Recent history has shown post-punk music to be enjoying somewhat of a resurgence; towards the end of last decade, we saw bands like Fontaines D.C and IDLES catapult the genre back into wider public conciseness and, over the last four years or so, it seems like there is now a wealth of bands and artists taking inspiration from the post-punk sound.
Though the act of placing any given song or artist into a specific box is now an outdated exercise, given that we are, by many accounts, experiencing a post-genre landscape, there are doubtless still strong ties that bind a band’s sound to the area they are from. Dry Cleaning are one of these bands, like many, sprung from the seeds originally planted by the artists that came before; their home soil of South London was once fertilised by The Clash, and they their punky neighbours, Shame, in reviving a family years.
The band formed in 2017 and dropped their first two EPs, the first of which was ‘Sweet Princess’, in 2019. The EPs showcased the band’s subtle and often monotonous spoken-word approach to lyrics (an approach that also seems to be going through a significant flowering period) as well as their guitar focussed instrumentation, which saw the band being compared with the likes of The Wire and The Fall. The formative releases gave the band their introduction, as well as a foundation on which to build their sound, and it’s in this album, their debut, that I feel the true brilliance of the band is shown.
When compared to its proceeding EPs, it becomes clear that the album, produced by John Parish, is the embodiment of both the considerable progression and development of their sound; Lewis Maynard’s moody, low bass lines are crisper, Tom Dowse’s guitar lines are more thematically developed and Nick Buxton’s drumming gives the whole album its infectious, percussive drive. All of these musical elements succeed in creating an open space for front-woman, Florence Shaw to fill with her sludgy, apathetic and figurative lyrics; lyrics that, on initial evaluation, come across as nonsensical and even idiosyncratic, the kind of lyrics designed to throw the listener off course. After repeated listens, however, they become, albeit vaguely, more comprehensible; they appear to be an amalgamation of both eavesdropped conversations and Shaw’s personal experiences, striving to decode too much of the lyrical content, though, is likely to result in some kind of synaptic short-circuit.
As mentioned above, the album is musically well developed; in particular, the bass lines are much more embedded in the overall sound than they are on the preceding EPs and, despite often taking a backseat, they really give the album its heavy, dense sound. The album does give itself room to breathe, however; the guitar parts do well in spreading out and filling the gaps between Shaw’s cryptic lyrics, often acting as the sharp end of the record’s otherwise clunky sound. The culmination of instrumentation is best showcased in the album’s opener, ‘Scratchcard Lanyard’, which begins by foregrounding thick bass lines over high-tempo percussion, and later gives way to Dowse’s guitar and Shaw’s monotonous vocal before finally coming full circle and reverting back to a naked bass line. The use of clunky drum and bass sounds is also prevalent on the album’s title track, the fifth on the record, where the guitar drifts in and out of the foreground and almost disappears completely midway through the track, leaving the bass and drum alone, and providing the album with one of its most sludgy and moody moments.

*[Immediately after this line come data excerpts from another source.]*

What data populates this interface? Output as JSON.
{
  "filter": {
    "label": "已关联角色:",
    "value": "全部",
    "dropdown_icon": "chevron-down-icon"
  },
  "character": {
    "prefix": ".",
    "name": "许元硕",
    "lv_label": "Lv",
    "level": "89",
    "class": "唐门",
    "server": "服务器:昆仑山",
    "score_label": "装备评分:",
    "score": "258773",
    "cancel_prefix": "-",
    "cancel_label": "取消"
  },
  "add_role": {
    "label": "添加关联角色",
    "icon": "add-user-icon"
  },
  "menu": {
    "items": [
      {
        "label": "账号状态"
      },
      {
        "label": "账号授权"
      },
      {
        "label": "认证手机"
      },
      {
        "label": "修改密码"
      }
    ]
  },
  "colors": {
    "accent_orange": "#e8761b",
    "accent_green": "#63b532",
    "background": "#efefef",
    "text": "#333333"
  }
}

The general sound of the record gives the impression that it’s an intentional and thought-out next step for the group. An impression particularly underlined by John Parish’s production, which has made the body of the record’s sound tidy and stable. The instrumentation has also allowed the band to prove themselves as more musically capable than the average DIY band; striking a very nice balance between simplistic and complex sounds. The lyrics are, for the large part, the audio equivalent of hieroglyphics but something tells me they’re part of the reason I’ll be coming back ti this record.